Non è possibile iscrivere il marchio in bilancio se l’azienda che lo ha creato al proprio interno non ha
patrimonializzato di volta in volta i costi sostenuti per la sua creazione, ma li ha imputati a Conto
Economico nell’esercizio in cui sono stati sostenuti.
PARTICOLARITA’ DELL’AMMORTAMENTO DEL MARCHIO
Il periodo di ammortamento è normalmente collegato al periodo di produzione e commercializzazione in
esclusiva dei prodotti cui il marchio si riferisce, e se non prevedibile, entro un periodo che non può
eccedere 20 anni.
Il legislatore prevede l' ammortizzabilità dei beni la cui utilizzazione sia limitata nel tempo.
Per quelli per i quali tale limitazione non sussiste (come si potrebbe pensare ai marchi d' impresa), quando
la possibilità di utilizzazione rimane costante, o addirittura si incrementa, nel tempo deriverebbe
l' impossibilità di procedere all’ammortamento e ciò comporterebbe la mancata rilevazione ne
l conto
economico del costo connesso a ricavi, violando il principio di competenza.
L' imposizione di un numero di anni predeterminato o "in base alla vita economica utile", da un punto di
vista aziendalistico non sembrerebbero adatti ad un bene che presenta delle caratteristiche così
particolari, per il quale si dovrebbe prima procedere ad una serie di analisi, specie nei casi ove si
riscontrasse che il marchio abbia vita infinita.
IMPOSTE SUL TRASFERIMENTO DEL MARCHIO
In base all’articolo 2573 primo comma c.c., così come modificato con l' art. 83 del D.Lgs. 4.12.1992 n.
480 in attuazione della direttiva Cee 89/104, il marchio può essere ceduto anche separatamente
dall’azienda.
Prima della sopra indicata modifica, il trasferimento del marchio registrato poteva avvenire solo con
l' azienda o con un ramo particolare di questa.

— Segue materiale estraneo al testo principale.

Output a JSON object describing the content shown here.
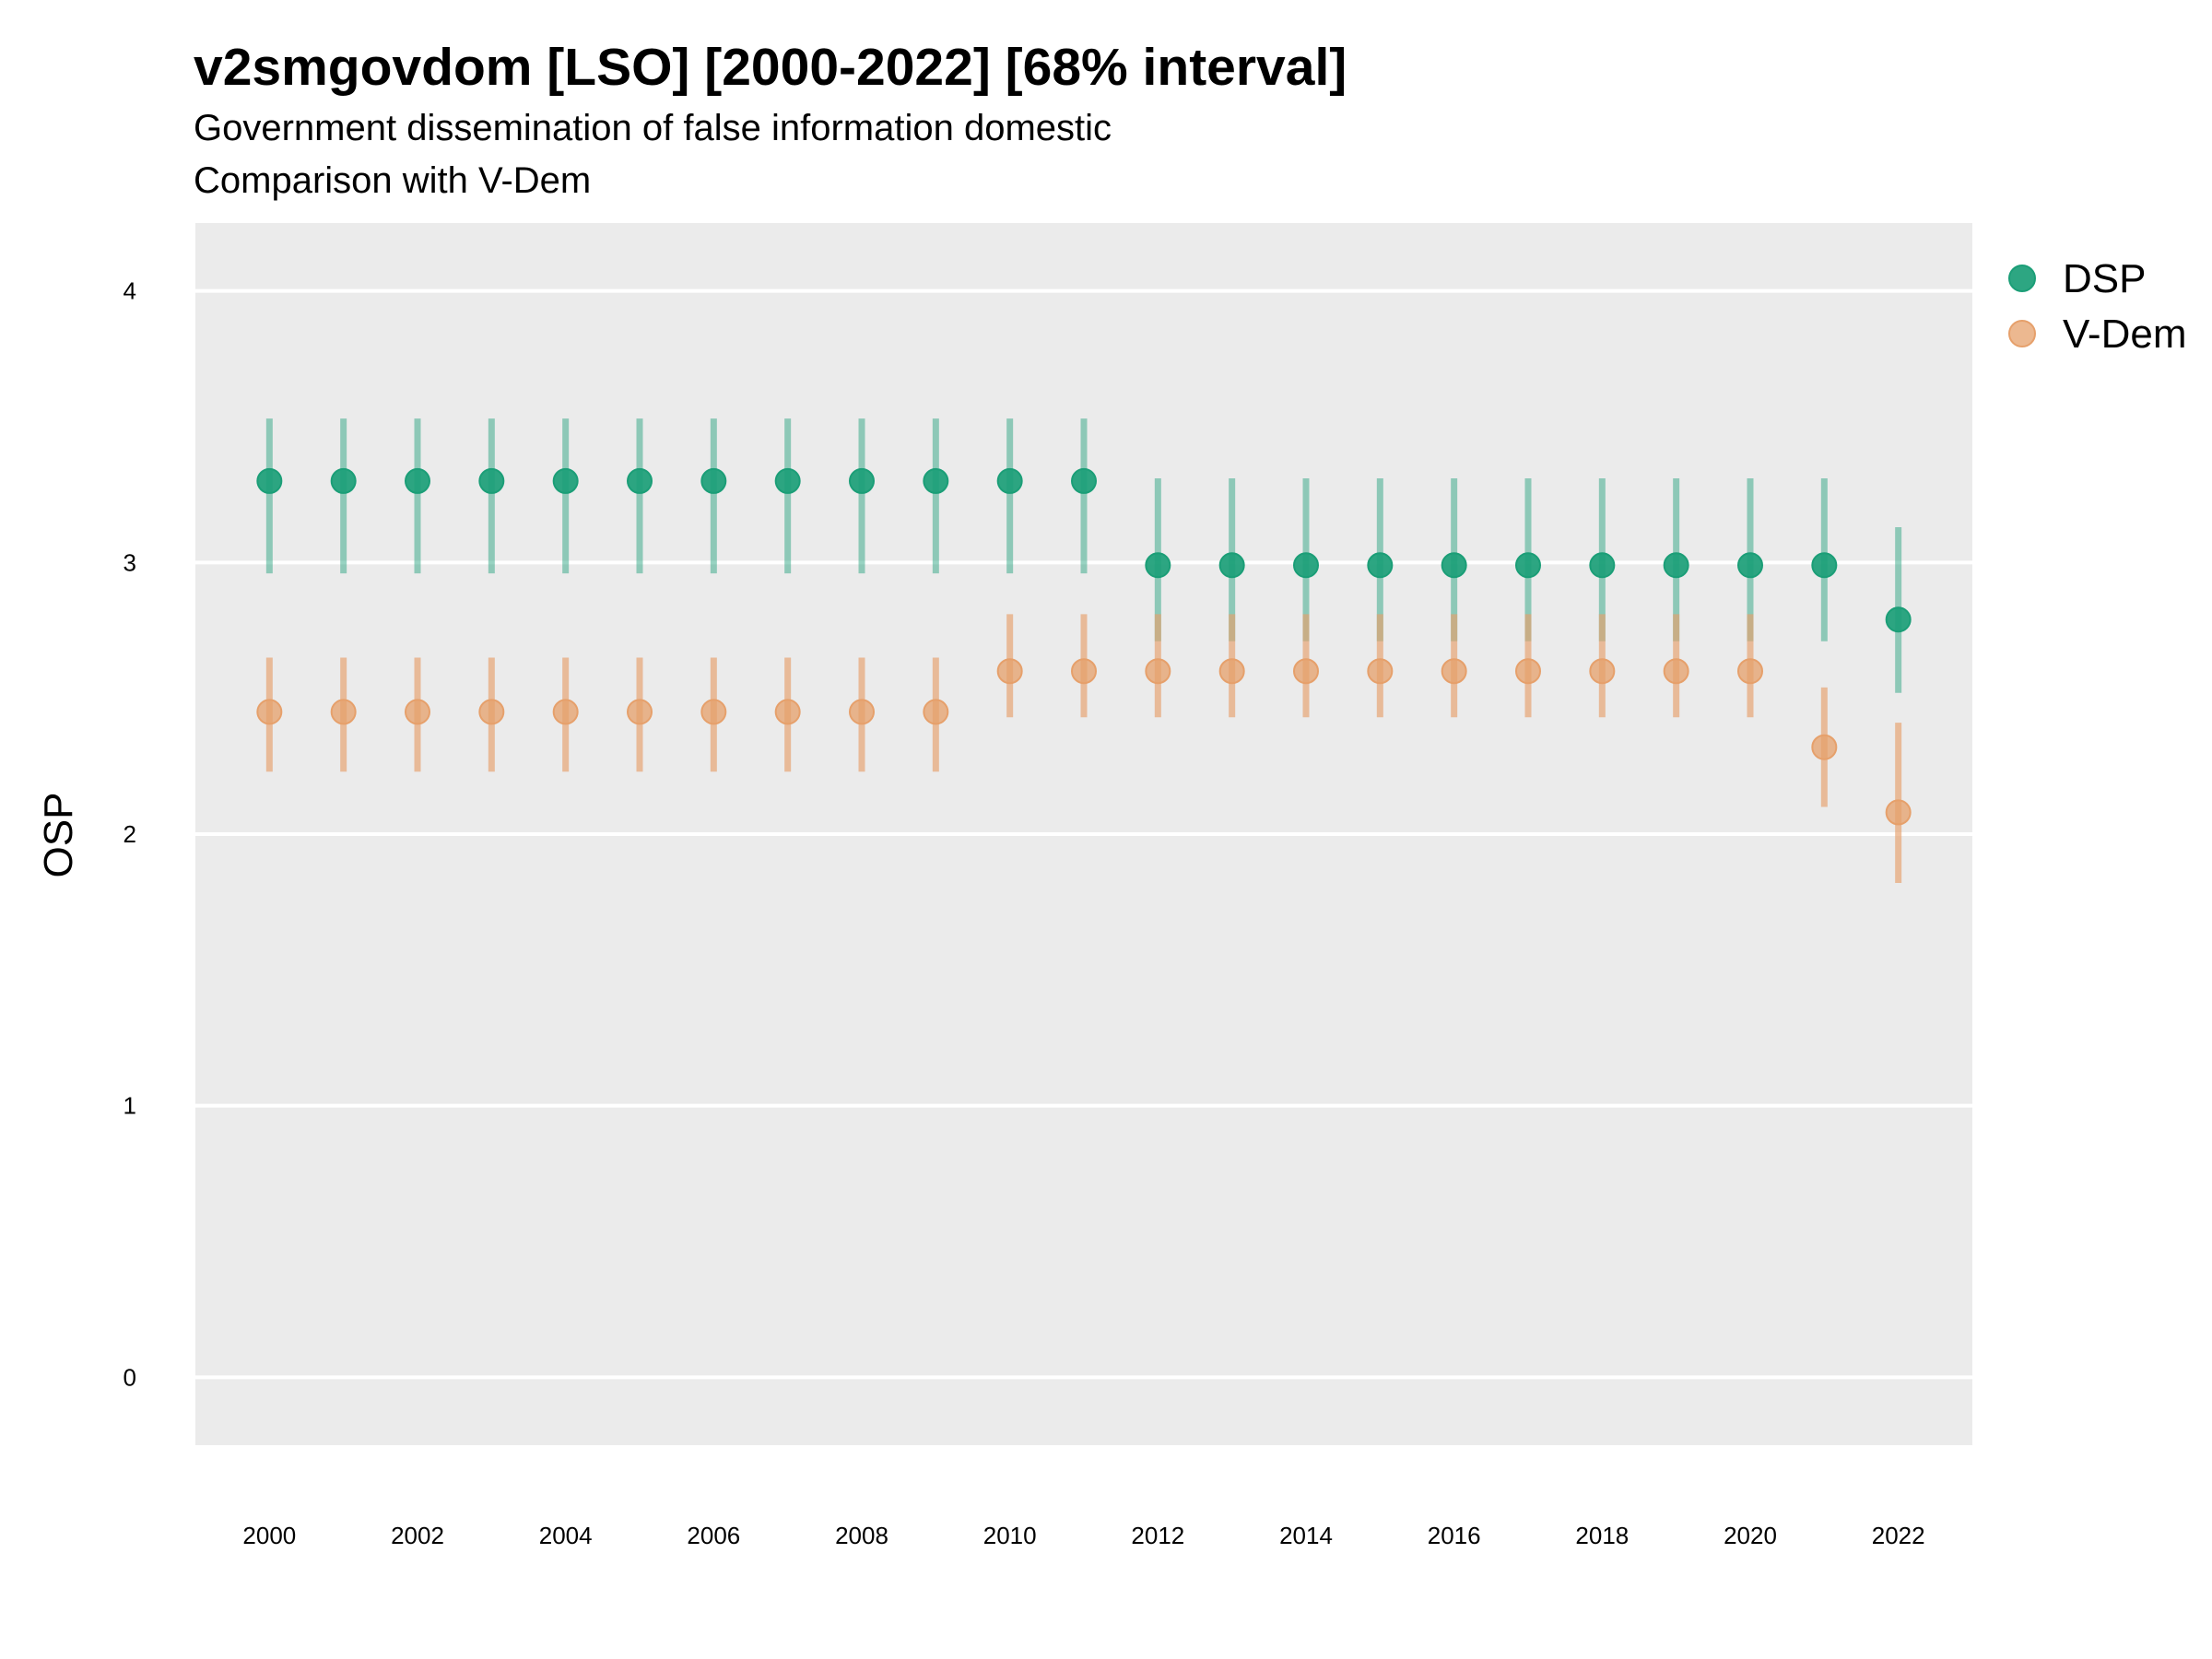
{
  "chart_data": {
    "type": "scatter",
    "title": "v2smgovdom [LSO] [2000-2022] [68% interval]",
    "subtitle_line1": "Government dissemination of false information domestic",
    "subtitle_line2": "Comparison with V-Dem",
    "xlabel": "",
    "ylabel": "OSP",
    "x": [
      2000,
      2001,
      2002,
      2003,
      2004,
      2005,
      2006,
      2007,
      2008,
      2009,
      2010,
      2011,
      2012,
      2013,
      2014,
      2015,
      2016,
      2017,
      2018,
      2019,
      2020,
      2021,
      2022
    ],
    "x_tick_labels": [
      "2000",
      "2002",
      "2004",
      "2006",
      "2008",
      "2010",
      "2012",
      "2014",
      "2016",
      "2018",
      "2020",
      "2022"
    ],
    "y_tick_labels": [
      "0",
      "1",
      "2",
      "3",
      "4"
    ],
    "xlim": [
      1999.0,
      2023.0
    ],
    "ylim": [
      -0.25,
      4.25
    ],
    "grid": true,
    "legend_position": "right",
    "series": [
      {
        "name": "DSP",
        "color": "#1b9e77",
        "values": [
          3.3,
          3.3,
          3.3,
          3.3,
          3.3,
          3.3,
          3.3,
          3.3,
          3.3,
          3.3,
          3.3,
          3.3,
          2.99,
          2.99,
          2.99,
          2.99,
          2.99,
          2.99,
          2.99,
          2.99,
          2.99,
          2.99,
          2.79
        ],
        "lower": [
          2.96,
          2.96,
          2.96,
          2.96,
          2.96,
          2.96,
          2.96,
          2.96,
          2.96,
          2.96,
          2.96,
          2.96,
          2.71,
          2.71,
          2.71,
          2.71,
          2.71,
          2.71,
          2.71,
          2.71,
          2.71,
          2.71,
          2.52
        ],
        "upper": [
          3.53,
          3.53,
          3.53,
          3.53,
          3.53,
          3.53,
          3.53,
          3.53,
          3.53,
          3.53,
          3.53,
          3.53,
          3.31,
          3.31,
          3.31,
          3.31,
          3.31,
          3.31,
          3.31,
          3.31,
          3.31,
          3.31,
          3.13
        ]
      },
      {
        "name": "V-Dem",
        "color": "#e6a06b",
        "values": [
          2.45,
          2.45,
          2.45,
          2.45,
          2.45,
          2.45,
          2.45,
          2.45,
          2.45,
          2.45,
          2.6,
          2.6,
          2.6,
          2.6,
          2.6,
          2.6,
          2.6,
          2.6,
          2.6,
          2.6,
          2.6,
          2.32,
          2.08
        ],
        "lower": [
          2.23,
          2.23,
          2.23,
          2.23,
          2.23,
          2.23,
          2.23,
          2.23,
          2.23,
          2.23,
          2.43,
          2.43,
          2.43,
          2.43,
          2.43,
          2.43,
          2.43,
          2.43,
          2.43,
          2.43,
          2.43,
          2.1,
          1.82
        ],
        "upper": [
          2.65,
          2.65,
          2.65,
          2.65,
          2.65,
          2.65,
          2.65,
          2.65,
          2.65,
          2.65,
          2.81,
          2.81,
          2.81,
          2.81,
          2.81,
          2.81,
          2.81,
          2.81,
          2.81,
          2.81,
          2.81,
          2.54,
          2.41
        ]
      }
    ]
  }
}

L’articolo 3 comma 2 n. 2) del D.P.R. 26/10/1972 n. 633 (istitutivo dell’IVA) prevede quali prestazioni
di servizi, da assoggettare ad IVA, le cessioni di marchi. La formulazione del punto non è variata dal
1972 ad oggi.
Premesso quanto sopra indicato, appare evidente che la cessione del marchio separatamente dall’azienda
sia da considerare un’operazione soggetta ad IVA.
Qualche complicazione in più esiste se il marchio, con propria valutazione autonoma, venisse ceduto
congiuntamente all’azienda o al ramo di azienda.
In effetti, sul trasferimento dell’azienda, si applica l’imposta di registro e, in base al principio
dell’alternatività tra imposta di registro ed IVA, non si applica l’IVA sui beni ceduti congiuntamente
all’azienda stessa.
Il principio, comunemente conosciuto dagli operatori del settore, ha subito recentemente una brusca
interpretazione in merito a marchi compresi nel valore dell’azienda.
La Corte di Cassazione, Sezione Tributaria civile, con la sentenza 26.03.2003, n. 4452 ha stabilito che,
poiché la normativa IVA relativa alla cessione dei marchi (art. 3 comma2) non è variata fin dal 1972, ed
era vigente anche prima del 1992 quando il marchio poteva essere trasferito solo con il contestuale
trasferimento dell’azienda o di un ramo d’azienda, il legislatore ha voluto fin dall’istituzione dell’IVA
assoggettare a tale imposta i trasferimenti dei marchi, anche se compresi in una cessione d’azienda.
Questo principio, se dovesse continuare ad essere ritenuto valido per il passato, continuerebbe a valere
anche per il presente, con la conseguenza che la cessione di un’azienda con cui si cede anche un
marchio, sarebbe tassata con IVA sul prezzo pagato per il marchio e ad imposta di registro sull’importo
residuo della cessione.
La sentenza sopra indicata lascia molto perplessi ed è probabile che della materia si torni a parlare in
futuro, considerata la particolarità sollevata dalla Corte di Cassazione.